La escritura es una bendición pero es también muy peligrosa. Hay pensamientos que no se alumbran si no es escribiendo: hay cosas importantes que las personas no se atreven a decirse de viva voz, sino sólo por escrito y ``a solas'', y es lamentable que la dimensión epistolar esté cada día más desaparecida, las cartas son necesarias. El riesgo estriba en que, precisamente por eso, es fácil que en la escritura -tanto pública como privada- uno caiga en la tentación de ponerse solemne y soltar cursiladas inconmensurables. Pero en fin, con esto ya se cuenta. Lo que resulta más llamativo y hasta alarmante es la cantidad de cursilerías que la gente notable dice, por ejemplo en las entrevistas que se ven u oyen en prensa o radio. Y directamente ominoso encuentro que sean a menudo mis colegas, los escritores profesionales, quienes esparzan más melindrosas bobadas cuando deberían ser ellos los más prevenidos a la hora de incurrir en lugares comunes y topicazos, en expresiones supuestamente ``bonitas'', frases manidas y sandeces como floreros.

Durante la pasada Feria del Libro leí bastantes declaraciones de colegas míos, y la acumulación me ha hecho advertir con horror que la gran mayoría, con independencia de edad, sexo, nacionalidad o género más practicado, se zambulle con ufanía en mentecateces ruborizantes. Un autor muy vendedor confesaba, por ejemplo, respecto a su último producto vendible: ``Ha sido la autobiografía de mi corazón.'' Nada menos. Y luego poetizaba sobre el prosaico momento de firmar en la Feria, calificándolo no recuerdo si de mágico o lúdico o copulativo: ``El roce de las manos cuando yo doy el libro'', exclamaba transido y sin duda pegajoso. Otro escritor maduro, extranjero y que sostiene mucho, afirmaba para expresar su amor a un país ajeno: ``Hasta sueño en su lengua, lo que quiere decir que ese lugar forma parte de la geografía de mi alma.'' Santo cielo. Ya la sola palabra ``alma'' suele ser problemática -y lo dice quien la puso en uno de sus títulos, como ``corazón'' en otro, con mucha duda-; pero que además cuente con ``geografía'' sólo queda superado por lo que, en el periódico del mismo día, aseguraba un tercer autor, más joven y de nuestro norte: ``La naturaleza sirve para expresar el paisaje del alma.'' Las almas de los escritores parecen superpobladas, roturadas y jeroglíficas, de tanto como contienen. Pero es que en la misma página del mismo diario venían las manifestaciones de un cuarto, de nuestro sur, casi un debutante, a quien no sonrojaba hablar de ``contar historias a los niños que llevamos dentro''. Sería de desear que esos niños no correteasen también por el alma sino por algún otro territorio menos concurrido, o si no estallaría el invento, se encuentre donde se encuentre.

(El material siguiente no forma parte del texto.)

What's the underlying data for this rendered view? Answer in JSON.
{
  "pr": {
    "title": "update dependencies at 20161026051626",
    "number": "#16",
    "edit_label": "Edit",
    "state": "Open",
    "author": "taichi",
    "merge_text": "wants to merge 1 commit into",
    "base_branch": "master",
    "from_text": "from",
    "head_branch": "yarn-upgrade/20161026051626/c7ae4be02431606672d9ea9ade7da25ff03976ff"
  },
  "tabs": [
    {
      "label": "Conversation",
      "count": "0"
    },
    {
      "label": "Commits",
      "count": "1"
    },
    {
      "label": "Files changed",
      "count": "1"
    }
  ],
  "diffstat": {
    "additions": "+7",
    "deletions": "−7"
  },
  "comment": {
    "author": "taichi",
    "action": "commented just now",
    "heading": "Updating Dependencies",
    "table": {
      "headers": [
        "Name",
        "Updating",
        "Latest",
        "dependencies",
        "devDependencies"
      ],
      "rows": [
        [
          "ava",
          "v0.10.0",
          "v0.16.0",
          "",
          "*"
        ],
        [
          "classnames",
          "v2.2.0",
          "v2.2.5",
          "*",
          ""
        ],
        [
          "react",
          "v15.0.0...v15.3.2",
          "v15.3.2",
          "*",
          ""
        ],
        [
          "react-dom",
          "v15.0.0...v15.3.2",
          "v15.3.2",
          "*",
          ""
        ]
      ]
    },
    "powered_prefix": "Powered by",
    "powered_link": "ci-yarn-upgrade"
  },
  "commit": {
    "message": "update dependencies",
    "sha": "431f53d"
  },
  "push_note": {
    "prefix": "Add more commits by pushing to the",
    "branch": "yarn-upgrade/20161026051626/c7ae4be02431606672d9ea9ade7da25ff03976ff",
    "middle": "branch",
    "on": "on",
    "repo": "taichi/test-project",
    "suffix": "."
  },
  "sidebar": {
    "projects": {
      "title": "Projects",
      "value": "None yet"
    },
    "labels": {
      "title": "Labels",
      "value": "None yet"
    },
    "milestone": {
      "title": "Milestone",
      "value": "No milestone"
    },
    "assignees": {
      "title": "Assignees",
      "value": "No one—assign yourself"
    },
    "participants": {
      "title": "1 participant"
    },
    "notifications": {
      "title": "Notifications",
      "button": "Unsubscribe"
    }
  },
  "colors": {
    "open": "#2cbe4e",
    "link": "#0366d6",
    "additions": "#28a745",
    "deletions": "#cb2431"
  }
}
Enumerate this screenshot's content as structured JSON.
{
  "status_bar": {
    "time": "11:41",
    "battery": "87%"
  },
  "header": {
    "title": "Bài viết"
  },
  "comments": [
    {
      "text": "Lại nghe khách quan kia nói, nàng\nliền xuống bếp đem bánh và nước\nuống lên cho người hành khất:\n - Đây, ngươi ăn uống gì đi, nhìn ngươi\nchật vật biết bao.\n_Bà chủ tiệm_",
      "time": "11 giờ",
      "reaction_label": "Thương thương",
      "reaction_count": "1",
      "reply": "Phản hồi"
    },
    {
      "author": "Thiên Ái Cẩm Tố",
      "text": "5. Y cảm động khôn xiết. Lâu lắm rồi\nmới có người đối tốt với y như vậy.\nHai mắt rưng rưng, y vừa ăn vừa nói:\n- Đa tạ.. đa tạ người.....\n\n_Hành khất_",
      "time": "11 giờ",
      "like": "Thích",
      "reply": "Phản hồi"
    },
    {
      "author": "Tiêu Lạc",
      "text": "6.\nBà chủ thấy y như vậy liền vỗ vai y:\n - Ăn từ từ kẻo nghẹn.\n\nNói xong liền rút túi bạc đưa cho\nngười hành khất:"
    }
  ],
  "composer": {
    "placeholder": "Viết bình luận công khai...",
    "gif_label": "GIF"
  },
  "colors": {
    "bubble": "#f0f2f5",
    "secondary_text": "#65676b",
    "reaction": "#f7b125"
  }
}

Que escritores consagrados o incipientes larguen trivialidades refitoleras como las mencionadas, a troche y moche y sin avergonzarse, es un síntoma preocupante de lo poco que se les exige y lo muchísimo que se les pasa: esas frases e imágenes son propias, a lo sumo, de una folclórica o un modisto de antes. En ese antes, a estos escritores nuestros los habrían jubilado por tales manifestaciones.

Hay muchas más, repetidas hasta la náusea, y aquí no caben. Me limito a señalar una infatigable que ya no se aguanta: ``Todos somos_'', y a continuación cualquier ser o colectivo maltratado o desfavorecido: ``negros'', ``pobres'', ``presos'', ``inmigrantes'', y sobre todo ``mestizos''. Basta. Porque, además, creer que todos somos lo que no todos somos es la mejor manera de que sigan siendo maltratados los que sí lo son de veras.